On March 16, 2026, we pointed the Denali west and traded riverside serenity at Parkview for desert drama at Maverick Ranch RV Park, just outside Big Bend National Park. The only site left was a pull-in, which—of course—we had to back into. The catch: every utility hookup was on the wrong side of the trailer.
Dumping tanks required creative hose geometry, water required extra reach, and shore power needed an extension cord that probably deserves its own zip code. Still, we had the gear, and within a short time everything was humming along like we planned it that way. The picnic table sat proudly on the “wrong” side as well, but given our short stay, we decided not to rotate the entire trailer 180 degrees just to eat lunch properly.
That evening we ventured out for dinner and selected a bar-style restaurant with promising reviews. Unfortunately, we arrived during “spring break specials,” which turned out to be a culinary interpretation of lowered expectations. The meal wasn’t good—but in fairness, it was memorable, which is its own kind of success. We retreated to the trailer, watched a bit of TV, and reset for a better showing the next day.
St. Patrick’s Day delivered. We drove into Big Bend and made our first stop at Sotol Vista Overlook. The view opens dramatically into the desert below—layered ridges, distant river, and that vast West Texas scale that makes you feel both small and oddly well-placed. We marked it for sunset and moved on. Along the way we stopped to take a look at the Mule Ears, which have evidently been used by hikers and even pilots for navigation for many decades.
We also stopped and took a look at Tuff Canyon. It was formed by many layers of hot ash with basalt and other rocks thrown into it by volcanic and other geologic activity millions of years ago. Water, wind, and additional geologic activity has worn their way down through the soft Tuff to the basalt at the bottom.

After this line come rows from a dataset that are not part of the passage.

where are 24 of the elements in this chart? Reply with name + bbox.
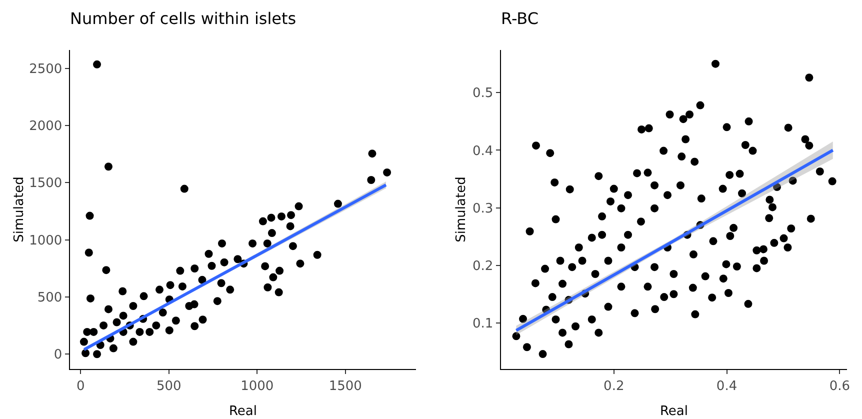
y-tick-label: 1500 bbox=[29, 176, 62, 192]
y-tick-label: 500 bbox=[37, 290, 62, 306]
y-tick-label: 0 bbox=[54, 348, 62, 363]
y-axis-title: Simulated bbox=[454, 176, 469, 242]
y-tick-label: 0.2 bbox=[472, 258, 494, 274]
y-tick-label: 0.5 bbox=[472, 86, 494, 102]
y-axis-title: Simulated bbox=[12, 176, 28, 242]
x-axis-title: Real bbox=[660, 404, 688, 419]
x-tick-label: 500 bbox=[156, 378, 182, 394]
y-tick-label: 2000 bbox=[29, 119, 62, 134]
x-tick-label: 0.6 bbox=[829, 378, 850, 394]
chart-title: R-BC bbox=[501, 8, 539, 28]
y-tick-label: 0.4 bbox=[472, 144, 494, 159]
x-tick-label: 1500 bbox=[328, 378, 362, 394]
y-tick-label: 0.1 bbox=[472, 316, 494, 332]
x-tick-label: 0.4 bbox=[716, 378, 738, 394]
x-axis-title: Real bbox=[228, 404, 258, 419]
y-tick-label: 2500 bbox=[29, 62, 62, 77]
x-tick-label: 0.2 bbox=[604, 378, 624, 394]
x-tick-label: 1000 bbox=[240, 378, 274, 394]
x-tick-label: 0 bbox=[76, 378, 85, 394]
y-tick-label: 0.3 bbox=[472, 201, 494, 216]
chart-title: Number of cells within islets bbox=[70, 8, 296, 28]
y-tick-label: 1000 bbox=[29, 233, 62, 248]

It was worth the look and brief geology lesson. We made a few other stops to read signs and enjoy various views of the park.
Next stop: Santa Elena Canyon. This is one of those hikes that delivers immediately and then just keeps getting better. The trail climbs briefly and then drops you into the canyon where the Rio Grande quietly does its long, patient work. Towering limestone walls rise straight up on both sides—Mexico on one side, the U.S. on the other—like two neighbors who built a fence and then forgot why.
Naturally, I waded into the river and made a token attempt at international travel. Progress was halted by a rather persuasive 500-foot vertical wall on the Mexican side. Turns out, geology is still the most effective border control.
From there we headed to the Chisos Basin area for lunch and a quick visit to the facilities. The lodge no longer serves food—an important operational detail—but a food truck had stepped in to fill the void. Expectations were appropriately calibrated to “let’s just not make this worse than last night.” I ordered chicken strips and tater tots; Linda went with a hamburger. Against all odds, my meal was excellent. Crispy, hot, and exactly what you want after a desert hike. The burger was merely average, which, given the trajectory of recent meals, felt like a win.
We made an attempt at the Lost Mine Trail, but the parking situation was completely saturated. No staging area, no overflow, no “just circle once and see what happens.” We made the executive decision to keep moving rather than idle our way into frustration.
So we returned to Sotol Vista early, claiming our sunset spot hours in advance like seasoned professionals. The time was put to good use: a short nap, some reading, and a bit of quiet appreciation for the kind of day that requires no improvement. When sunset finally arrived, it was… fine. Nice. Respectable. But if we’re being honest, we’ve been spoiled. Utah still holds the crown for sunsets. This one didn’t quite rise to that level.
We drove back to the trailer in the dark, had a simple dinner, watched a little TV, and turned in. The next morning we’d be back on the road—this time toward Guadalupe Mountains National Park—ready to trade desert basins for higher peaks and whatever new “wrong side of the hookup” challenges awaited us there.